With the end of the baseball season nearing and the opening of the critically acclaimed movie, Moneyball, one can see just how relevant networks, value, and power are in creating a winning baseball team. The movie is based off of a book that analyzes how Billy Beane, the general manager of the Oakland Athletics, created a postseason worthy baseball team after losing star players to free agency after the 2001 season. In that off-season, he undertook a rebuilding project that contrasted with the typical baseball strategy of finding sought after, pricey players to replace those individuals who had left.

In terms of baseball networks, the Oakland A’s were a weak team. This is based primarily on the fact that they had a pay roll significantly lower than competitors such as the Yankees. With a heavy, multimillion-dollar payroll, the Yankees created a powerful networking situation, allowing them to communicate with virtually any free agent on the market. Limited by financial constraints, the A’s had only a small pool of players with whom they could communicate and make deals. This was where Beane’s creativity came into play.
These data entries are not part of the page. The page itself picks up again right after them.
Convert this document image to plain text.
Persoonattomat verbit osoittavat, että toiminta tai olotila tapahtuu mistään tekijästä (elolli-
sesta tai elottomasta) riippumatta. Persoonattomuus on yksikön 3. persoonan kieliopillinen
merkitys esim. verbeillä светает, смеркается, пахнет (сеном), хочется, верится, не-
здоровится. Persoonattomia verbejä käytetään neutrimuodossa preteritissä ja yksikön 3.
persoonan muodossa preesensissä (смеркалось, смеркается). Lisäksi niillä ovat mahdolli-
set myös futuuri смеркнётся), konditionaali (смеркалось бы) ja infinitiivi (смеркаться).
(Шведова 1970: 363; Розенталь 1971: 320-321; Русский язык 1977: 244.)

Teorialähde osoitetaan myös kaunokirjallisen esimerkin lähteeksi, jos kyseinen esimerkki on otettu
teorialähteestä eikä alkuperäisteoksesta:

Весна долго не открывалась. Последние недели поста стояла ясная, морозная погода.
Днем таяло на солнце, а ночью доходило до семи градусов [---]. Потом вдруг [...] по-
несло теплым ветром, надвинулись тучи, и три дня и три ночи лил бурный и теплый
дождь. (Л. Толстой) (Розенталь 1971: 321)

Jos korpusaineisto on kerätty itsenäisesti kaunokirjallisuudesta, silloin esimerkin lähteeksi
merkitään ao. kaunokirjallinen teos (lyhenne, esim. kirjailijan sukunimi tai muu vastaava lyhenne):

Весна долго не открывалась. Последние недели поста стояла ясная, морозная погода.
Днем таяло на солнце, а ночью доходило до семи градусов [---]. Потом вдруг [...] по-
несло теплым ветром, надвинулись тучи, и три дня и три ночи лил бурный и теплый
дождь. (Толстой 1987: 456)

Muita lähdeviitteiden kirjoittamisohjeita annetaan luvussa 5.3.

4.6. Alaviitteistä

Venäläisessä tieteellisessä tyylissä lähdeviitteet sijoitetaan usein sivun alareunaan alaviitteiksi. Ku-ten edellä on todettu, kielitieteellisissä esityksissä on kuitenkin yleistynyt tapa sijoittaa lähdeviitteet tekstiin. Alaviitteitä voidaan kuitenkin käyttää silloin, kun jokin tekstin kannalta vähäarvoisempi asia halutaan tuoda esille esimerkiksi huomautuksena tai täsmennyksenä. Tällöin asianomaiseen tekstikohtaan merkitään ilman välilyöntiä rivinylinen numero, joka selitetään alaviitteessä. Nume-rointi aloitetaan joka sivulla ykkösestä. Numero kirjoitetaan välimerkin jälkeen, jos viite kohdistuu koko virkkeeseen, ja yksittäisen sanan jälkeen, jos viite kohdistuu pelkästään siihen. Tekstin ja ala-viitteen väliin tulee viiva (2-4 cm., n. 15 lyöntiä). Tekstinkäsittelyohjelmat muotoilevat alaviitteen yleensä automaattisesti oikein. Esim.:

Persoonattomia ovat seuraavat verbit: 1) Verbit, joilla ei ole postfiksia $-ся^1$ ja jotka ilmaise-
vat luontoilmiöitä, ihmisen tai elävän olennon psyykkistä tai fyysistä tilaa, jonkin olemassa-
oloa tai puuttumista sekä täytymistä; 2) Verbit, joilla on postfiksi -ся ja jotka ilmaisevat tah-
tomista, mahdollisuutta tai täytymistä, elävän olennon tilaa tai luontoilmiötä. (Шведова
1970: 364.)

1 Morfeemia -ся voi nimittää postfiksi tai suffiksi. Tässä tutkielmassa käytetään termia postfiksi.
Virtually all GM’s valued players in the same way, focusing on batting average, home runs, and runners batted in (RBIs). Beane changed the value system, valuing on base percentage (OBP) higher than other statistics. If players could get on base, regardless of how, it meant runs and therefore wins. Because Beane created his own value system, he was able to use networks that other teams didn’t see. He contacted undervalued players (in the eyes of other teams), and signed them for minimal cost. Because of Beane’s understanding of a different value of players, he gave himself and his club a huge payoff, as they essentially ‘purchased’ 103 wins in the season with a small payroll.